I always thought I disliked neeps, but have recently realised that it is the perfect partner for haggis. I love haggis – it is hearty, rich and heavily spiced – and the sweetness of mashed neeps provides the perfect counterpoint. When eaten on the same fork, they balance each other out beautifully. Rather than buying yet more haggis to eat with the leftover swede, I decided to turn it into a slightly spicy soup. This is essentially a variation on leek and potato soup, but the substitution of neeps for potatoes produces a bowlful of custard-coloured, creamy, spicy goodness.
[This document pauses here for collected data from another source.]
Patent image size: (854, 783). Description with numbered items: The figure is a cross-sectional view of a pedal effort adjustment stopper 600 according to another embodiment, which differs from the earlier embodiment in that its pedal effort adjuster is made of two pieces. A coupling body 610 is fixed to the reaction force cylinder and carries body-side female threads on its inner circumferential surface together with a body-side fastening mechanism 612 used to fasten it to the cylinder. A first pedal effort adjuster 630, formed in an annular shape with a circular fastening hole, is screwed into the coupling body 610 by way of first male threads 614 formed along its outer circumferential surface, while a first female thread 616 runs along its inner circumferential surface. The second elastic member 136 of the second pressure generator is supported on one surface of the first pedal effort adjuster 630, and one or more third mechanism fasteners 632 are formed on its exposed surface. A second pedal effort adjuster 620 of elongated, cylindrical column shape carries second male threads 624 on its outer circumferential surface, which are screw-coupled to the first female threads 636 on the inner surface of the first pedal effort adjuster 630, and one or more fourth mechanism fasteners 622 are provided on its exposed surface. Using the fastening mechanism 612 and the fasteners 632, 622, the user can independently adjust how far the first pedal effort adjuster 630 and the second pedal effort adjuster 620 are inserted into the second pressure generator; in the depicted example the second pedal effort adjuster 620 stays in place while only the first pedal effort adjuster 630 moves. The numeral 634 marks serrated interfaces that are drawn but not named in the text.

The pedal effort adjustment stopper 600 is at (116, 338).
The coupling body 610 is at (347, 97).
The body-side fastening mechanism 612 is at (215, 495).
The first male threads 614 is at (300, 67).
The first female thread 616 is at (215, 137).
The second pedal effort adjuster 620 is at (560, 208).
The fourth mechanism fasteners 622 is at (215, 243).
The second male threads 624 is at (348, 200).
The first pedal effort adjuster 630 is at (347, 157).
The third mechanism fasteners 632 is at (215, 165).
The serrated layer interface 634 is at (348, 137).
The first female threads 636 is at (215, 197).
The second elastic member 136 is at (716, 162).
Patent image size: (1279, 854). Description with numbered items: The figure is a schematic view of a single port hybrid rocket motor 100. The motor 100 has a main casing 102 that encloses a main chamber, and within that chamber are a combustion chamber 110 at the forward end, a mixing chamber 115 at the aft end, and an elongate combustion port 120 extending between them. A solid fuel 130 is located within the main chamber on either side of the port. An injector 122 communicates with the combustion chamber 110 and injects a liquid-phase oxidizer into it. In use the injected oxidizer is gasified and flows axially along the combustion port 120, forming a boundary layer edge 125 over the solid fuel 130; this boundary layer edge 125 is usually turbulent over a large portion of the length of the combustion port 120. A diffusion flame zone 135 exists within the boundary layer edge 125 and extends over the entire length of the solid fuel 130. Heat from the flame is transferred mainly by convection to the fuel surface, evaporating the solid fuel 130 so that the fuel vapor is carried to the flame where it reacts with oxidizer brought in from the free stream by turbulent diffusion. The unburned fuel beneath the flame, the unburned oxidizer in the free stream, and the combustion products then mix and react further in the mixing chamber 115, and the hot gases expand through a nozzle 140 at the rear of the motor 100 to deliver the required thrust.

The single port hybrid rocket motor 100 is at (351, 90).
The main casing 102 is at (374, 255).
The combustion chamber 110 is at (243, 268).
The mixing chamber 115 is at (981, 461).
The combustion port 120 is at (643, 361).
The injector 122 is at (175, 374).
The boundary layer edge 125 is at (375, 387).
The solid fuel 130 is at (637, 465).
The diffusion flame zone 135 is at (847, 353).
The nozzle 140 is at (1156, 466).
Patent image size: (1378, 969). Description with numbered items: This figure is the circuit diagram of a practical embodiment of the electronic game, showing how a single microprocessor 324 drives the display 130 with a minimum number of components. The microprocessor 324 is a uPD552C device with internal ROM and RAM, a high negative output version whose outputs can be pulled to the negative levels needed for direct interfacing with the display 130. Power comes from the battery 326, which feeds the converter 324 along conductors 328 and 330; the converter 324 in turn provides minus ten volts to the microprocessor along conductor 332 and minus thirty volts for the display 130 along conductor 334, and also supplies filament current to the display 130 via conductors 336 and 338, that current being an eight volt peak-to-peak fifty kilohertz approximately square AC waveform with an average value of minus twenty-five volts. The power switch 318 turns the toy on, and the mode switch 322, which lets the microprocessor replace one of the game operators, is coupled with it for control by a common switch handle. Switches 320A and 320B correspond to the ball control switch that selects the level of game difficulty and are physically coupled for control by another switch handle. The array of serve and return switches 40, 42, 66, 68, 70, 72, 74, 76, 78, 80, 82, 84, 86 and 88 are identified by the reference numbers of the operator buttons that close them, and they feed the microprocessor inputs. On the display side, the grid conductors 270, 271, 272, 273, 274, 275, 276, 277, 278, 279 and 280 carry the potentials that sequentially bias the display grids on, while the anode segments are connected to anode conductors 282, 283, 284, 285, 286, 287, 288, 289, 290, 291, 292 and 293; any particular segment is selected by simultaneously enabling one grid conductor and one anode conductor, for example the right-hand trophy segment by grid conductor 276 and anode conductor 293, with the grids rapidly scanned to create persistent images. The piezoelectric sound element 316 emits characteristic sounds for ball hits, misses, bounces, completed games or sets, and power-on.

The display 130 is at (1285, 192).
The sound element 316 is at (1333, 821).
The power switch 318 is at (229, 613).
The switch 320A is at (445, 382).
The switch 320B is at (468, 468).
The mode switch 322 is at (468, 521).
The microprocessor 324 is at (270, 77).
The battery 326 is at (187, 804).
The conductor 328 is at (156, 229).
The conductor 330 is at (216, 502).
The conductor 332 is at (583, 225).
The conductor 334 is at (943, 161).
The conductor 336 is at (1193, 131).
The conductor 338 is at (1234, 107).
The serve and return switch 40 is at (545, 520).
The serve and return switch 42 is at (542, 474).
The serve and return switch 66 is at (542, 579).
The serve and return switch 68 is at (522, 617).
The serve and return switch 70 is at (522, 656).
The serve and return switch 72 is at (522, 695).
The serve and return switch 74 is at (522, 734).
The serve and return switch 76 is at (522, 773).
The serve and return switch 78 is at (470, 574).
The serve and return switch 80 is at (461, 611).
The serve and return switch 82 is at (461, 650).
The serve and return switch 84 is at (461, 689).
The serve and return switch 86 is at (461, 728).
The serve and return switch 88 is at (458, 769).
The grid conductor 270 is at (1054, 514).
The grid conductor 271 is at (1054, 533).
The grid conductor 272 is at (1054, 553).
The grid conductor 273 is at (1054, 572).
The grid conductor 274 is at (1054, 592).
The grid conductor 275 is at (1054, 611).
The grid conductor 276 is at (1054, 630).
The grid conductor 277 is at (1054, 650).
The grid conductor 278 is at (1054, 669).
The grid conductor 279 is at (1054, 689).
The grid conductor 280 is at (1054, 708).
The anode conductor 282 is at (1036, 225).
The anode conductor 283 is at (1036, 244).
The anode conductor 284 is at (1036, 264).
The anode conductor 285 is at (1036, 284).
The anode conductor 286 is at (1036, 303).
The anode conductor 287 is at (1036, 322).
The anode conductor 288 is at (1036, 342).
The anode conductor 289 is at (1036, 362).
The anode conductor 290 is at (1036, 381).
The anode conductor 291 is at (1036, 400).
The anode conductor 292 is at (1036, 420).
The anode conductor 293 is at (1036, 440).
Perfect for lunch on a chilly Saturday.
One swede – approx 500g
Leeks – one large or two small
Vegetable or chicken stock – 1500ml
Chilli flakes – ¼ tsp, or to taste
Double cream – a couple of tablespoons
Slice the leeks and wash them in a colander. Place in a large pan.
Peel the swede carefully using a large knife – a vegetable peeler isn’t quite strong enough for the job. Chop into smallish chunks (approx 2cm dice) and add to the pan.
Add the stock to the pan with the chilli flakes, stir and bring to the boil. Cover, and allow to simmer for about 30 minutes, until the swede is tender.
Blend the soup. You will probably need to do this in two batches. Return to the pan, add the cream, reheat gently and serve.